I guess I'm a little distraught about our discussion on "Do Not Go Gentle." I don't think I'm alone when I say, I'm also a little distraught about the story itself and the significance of Chocolate Thunder. While I hadn't read any of Alexie's work before this class, I've since started reading his book Ten Little Indians, from which "Do Not Go Gentle" comes, for another class about Gender Studies in Western Texts (ENGL 175) as well as his other poems in The Norton. I found his writing to be, well, awesome. While you may not agree with me, I believe Alexie deserves some more positive attention than that we are giving him. One of his poems I found particularly moving, as it, along with a lot of Alexie's works, addresses issues which Native Americans face in the US today regarding tradition, ethnicity, appreciation of ceremony and the land. Here it is reprinted:

At a Navajo Monument Valley Tribal School
from the photograph by Skeet McAuley (above)
the football field rises
to meet the mesa. Indian boys
gallop across the grass, againstthe beginnings of their body.
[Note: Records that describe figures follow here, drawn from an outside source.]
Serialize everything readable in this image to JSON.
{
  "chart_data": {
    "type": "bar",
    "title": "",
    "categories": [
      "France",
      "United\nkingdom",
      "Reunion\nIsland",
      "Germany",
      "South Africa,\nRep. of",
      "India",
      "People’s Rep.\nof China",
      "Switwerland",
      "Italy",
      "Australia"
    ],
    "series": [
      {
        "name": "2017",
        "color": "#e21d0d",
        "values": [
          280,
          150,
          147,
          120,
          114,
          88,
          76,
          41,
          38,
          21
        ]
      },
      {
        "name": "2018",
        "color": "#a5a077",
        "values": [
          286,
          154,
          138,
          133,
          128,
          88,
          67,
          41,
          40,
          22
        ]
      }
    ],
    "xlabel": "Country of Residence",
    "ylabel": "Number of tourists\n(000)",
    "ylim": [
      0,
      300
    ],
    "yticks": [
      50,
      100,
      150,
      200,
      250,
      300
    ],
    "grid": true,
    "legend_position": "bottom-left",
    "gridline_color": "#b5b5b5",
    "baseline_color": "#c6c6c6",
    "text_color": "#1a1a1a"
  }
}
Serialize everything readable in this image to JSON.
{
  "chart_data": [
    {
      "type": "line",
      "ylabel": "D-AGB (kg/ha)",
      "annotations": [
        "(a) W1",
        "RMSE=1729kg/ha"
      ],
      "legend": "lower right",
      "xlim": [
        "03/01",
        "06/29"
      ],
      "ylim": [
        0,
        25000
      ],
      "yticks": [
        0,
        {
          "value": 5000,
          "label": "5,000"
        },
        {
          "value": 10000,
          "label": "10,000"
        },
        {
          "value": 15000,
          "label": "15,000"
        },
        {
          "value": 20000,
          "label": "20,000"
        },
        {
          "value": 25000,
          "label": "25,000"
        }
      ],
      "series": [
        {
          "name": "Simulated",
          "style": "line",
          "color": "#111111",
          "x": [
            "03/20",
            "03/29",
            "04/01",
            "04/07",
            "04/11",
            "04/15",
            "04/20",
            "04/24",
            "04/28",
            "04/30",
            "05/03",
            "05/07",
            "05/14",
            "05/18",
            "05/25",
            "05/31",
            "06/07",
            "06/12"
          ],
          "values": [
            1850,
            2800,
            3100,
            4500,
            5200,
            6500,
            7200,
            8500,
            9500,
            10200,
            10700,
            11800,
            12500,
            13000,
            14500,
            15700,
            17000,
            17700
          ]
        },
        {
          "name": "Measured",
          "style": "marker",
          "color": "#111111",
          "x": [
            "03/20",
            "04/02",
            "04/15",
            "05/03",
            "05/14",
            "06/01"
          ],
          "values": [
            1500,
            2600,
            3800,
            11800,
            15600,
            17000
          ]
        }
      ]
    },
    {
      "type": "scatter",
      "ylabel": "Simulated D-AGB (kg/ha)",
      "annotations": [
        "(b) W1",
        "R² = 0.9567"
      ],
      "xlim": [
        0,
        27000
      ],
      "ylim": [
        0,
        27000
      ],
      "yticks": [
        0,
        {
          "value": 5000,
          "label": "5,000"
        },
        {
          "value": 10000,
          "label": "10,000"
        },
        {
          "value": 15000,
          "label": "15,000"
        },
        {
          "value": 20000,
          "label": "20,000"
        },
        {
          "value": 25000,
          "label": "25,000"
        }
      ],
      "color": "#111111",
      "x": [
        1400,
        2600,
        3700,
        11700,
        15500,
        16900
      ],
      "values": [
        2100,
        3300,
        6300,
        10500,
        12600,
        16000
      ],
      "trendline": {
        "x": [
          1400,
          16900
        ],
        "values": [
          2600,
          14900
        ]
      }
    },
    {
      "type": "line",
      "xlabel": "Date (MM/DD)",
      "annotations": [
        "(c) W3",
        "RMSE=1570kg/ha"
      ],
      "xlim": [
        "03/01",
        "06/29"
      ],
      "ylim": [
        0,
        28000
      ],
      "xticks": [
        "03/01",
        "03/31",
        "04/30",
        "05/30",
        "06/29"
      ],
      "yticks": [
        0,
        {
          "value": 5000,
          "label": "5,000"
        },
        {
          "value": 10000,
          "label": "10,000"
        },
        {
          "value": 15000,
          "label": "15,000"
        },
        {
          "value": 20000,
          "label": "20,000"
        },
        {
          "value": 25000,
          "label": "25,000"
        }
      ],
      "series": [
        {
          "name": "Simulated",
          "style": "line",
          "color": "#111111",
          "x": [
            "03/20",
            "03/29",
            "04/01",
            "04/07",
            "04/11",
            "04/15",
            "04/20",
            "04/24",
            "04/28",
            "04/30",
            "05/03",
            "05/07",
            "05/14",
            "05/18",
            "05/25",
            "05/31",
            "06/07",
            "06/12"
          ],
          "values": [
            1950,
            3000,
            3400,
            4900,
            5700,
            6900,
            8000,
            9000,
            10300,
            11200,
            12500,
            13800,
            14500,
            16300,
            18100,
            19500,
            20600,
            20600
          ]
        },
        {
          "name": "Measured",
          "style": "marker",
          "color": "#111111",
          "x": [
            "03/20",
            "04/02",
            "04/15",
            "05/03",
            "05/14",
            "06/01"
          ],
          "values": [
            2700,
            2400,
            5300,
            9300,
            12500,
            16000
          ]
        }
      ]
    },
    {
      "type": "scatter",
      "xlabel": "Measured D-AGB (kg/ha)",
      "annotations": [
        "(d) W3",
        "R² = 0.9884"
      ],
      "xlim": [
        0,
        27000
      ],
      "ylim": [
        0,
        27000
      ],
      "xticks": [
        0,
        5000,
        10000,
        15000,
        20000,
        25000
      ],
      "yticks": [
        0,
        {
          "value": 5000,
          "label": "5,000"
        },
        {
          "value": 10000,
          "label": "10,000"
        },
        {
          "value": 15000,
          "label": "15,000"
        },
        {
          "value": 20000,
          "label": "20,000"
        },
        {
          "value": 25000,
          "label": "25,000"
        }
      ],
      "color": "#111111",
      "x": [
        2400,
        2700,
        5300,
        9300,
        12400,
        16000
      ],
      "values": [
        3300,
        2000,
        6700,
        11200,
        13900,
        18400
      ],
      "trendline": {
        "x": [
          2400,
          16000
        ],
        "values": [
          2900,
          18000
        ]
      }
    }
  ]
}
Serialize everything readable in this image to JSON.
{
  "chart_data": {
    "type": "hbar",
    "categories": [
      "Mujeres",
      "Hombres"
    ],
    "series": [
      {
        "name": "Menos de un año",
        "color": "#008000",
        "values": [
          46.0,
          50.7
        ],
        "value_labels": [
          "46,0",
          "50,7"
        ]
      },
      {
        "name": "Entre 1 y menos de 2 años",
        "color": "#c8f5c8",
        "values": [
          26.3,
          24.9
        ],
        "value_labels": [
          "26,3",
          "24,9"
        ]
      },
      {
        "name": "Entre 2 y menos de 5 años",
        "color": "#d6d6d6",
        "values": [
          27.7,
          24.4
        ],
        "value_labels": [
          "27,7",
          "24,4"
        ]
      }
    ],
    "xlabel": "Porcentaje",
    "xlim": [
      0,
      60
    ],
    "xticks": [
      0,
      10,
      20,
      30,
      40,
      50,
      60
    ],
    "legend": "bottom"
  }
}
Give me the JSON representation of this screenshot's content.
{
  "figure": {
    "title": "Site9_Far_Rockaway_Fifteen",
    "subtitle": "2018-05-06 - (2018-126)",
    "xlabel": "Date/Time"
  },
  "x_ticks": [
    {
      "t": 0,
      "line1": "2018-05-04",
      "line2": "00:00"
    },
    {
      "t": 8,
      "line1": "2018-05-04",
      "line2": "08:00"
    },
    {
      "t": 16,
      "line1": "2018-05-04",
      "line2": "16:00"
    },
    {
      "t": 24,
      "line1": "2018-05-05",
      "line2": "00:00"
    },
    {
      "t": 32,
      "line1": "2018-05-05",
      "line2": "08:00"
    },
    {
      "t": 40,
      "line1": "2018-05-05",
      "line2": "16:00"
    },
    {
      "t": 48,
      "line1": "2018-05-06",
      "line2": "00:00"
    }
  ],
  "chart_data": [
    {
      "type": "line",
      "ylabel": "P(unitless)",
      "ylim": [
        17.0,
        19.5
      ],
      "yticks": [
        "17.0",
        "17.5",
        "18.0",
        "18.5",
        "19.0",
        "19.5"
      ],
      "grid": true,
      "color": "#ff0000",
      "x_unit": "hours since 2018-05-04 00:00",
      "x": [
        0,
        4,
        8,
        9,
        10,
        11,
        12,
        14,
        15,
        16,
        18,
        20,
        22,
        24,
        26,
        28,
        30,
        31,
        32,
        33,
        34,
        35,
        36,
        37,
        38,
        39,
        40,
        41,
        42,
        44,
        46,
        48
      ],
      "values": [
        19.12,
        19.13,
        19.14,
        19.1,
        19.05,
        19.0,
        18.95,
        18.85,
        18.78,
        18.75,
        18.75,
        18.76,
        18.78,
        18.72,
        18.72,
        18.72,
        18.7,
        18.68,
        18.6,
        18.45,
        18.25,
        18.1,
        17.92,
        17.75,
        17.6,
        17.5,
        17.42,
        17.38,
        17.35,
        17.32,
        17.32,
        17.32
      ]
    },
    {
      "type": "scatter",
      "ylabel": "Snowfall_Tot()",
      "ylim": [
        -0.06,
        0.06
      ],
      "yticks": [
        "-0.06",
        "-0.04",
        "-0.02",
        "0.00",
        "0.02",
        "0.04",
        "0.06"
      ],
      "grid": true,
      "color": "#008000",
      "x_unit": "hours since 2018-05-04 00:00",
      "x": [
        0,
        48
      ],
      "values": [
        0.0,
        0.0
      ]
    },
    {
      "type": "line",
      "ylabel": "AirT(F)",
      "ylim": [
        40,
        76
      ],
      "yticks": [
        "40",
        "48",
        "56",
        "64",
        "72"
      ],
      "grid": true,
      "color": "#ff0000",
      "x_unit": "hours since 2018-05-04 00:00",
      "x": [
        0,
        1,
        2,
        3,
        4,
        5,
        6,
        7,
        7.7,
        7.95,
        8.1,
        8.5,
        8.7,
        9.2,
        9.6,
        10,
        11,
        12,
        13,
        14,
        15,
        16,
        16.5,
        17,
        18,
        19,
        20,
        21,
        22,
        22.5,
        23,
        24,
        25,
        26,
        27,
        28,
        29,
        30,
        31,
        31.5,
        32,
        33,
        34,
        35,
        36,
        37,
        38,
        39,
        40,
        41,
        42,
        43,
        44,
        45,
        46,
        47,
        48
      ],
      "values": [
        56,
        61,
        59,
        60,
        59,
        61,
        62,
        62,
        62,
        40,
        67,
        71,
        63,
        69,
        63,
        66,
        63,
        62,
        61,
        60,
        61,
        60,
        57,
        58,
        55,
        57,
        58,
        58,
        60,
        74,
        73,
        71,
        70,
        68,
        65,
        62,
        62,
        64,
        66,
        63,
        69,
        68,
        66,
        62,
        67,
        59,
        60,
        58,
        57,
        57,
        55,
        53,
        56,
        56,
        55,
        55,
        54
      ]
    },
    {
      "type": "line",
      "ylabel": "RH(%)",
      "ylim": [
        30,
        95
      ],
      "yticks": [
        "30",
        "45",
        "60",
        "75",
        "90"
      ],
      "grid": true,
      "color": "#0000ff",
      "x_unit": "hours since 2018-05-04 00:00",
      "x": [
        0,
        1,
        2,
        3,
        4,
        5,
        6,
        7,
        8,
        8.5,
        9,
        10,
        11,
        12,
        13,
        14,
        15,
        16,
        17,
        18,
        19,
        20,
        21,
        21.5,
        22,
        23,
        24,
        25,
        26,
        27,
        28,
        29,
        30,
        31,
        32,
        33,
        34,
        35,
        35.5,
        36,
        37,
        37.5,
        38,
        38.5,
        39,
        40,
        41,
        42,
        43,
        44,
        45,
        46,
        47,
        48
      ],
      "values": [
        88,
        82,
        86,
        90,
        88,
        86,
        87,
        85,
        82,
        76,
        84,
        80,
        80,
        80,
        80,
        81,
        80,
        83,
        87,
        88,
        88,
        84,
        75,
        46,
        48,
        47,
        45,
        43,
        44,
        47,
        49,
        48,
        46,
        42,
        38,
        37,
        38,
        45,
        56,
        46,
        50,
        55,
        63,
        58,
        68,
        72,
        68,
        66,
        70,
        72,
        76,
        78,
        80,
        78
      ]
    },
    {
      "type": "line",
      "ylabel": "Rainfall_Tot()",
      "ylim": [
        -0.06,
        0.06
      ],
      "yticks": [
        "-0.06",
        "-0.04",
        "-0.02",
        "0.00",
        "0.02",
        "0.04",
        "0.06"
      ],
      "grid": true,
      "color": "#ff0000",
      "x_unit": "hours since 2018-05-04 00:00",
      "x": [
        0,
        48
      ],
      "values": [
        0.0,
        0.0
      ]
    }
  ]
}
On those Saturday afternoons,
unbroken horses gather to watch
their sons growing larger
in the small parts of the world.
Everyone is the quarterback.
There is no thin man in a big hat
writing down all the names
in two columns: winners and losers.
This is the eternal football game,
Indians versus Indians. All the Skins
in the wooden bleachers fancydancing,
stomping red dust straight down
into nothing. Before the game is over,
the eighth-grade girls' track team
comes running, circling the field,
their thin and brown legs echoing
wild horses, wild horses, wild horses.
From The Business of Fancydancing by Sherman Alexie, Hanging Loose Press
A Tribal School is a school controlled by the Bureau of Indian Affairs in order to integrate Native American culture into education. Considering many Native Americans were forced into government run Boarding Schools during the early 20th century in order to assimilate them into 'white' culture, Tribal Schools seem like a way to bring back tradition and culture lost through previous attempts of assimilation.
Prof. Fisher touched on this briefly in class, but I was wondering if anyone had any thoughts about the fact that all of the post 9/11 writers and texts we've been reading relate to, in some way, the stand point of minorities or what is sometimes identified as "the other," now that we've started reading Zigzagger along with Alexie and Lahiri. Or thoughts about what kind of impact culture has on Alexie's works. Or any general reactions to this poem.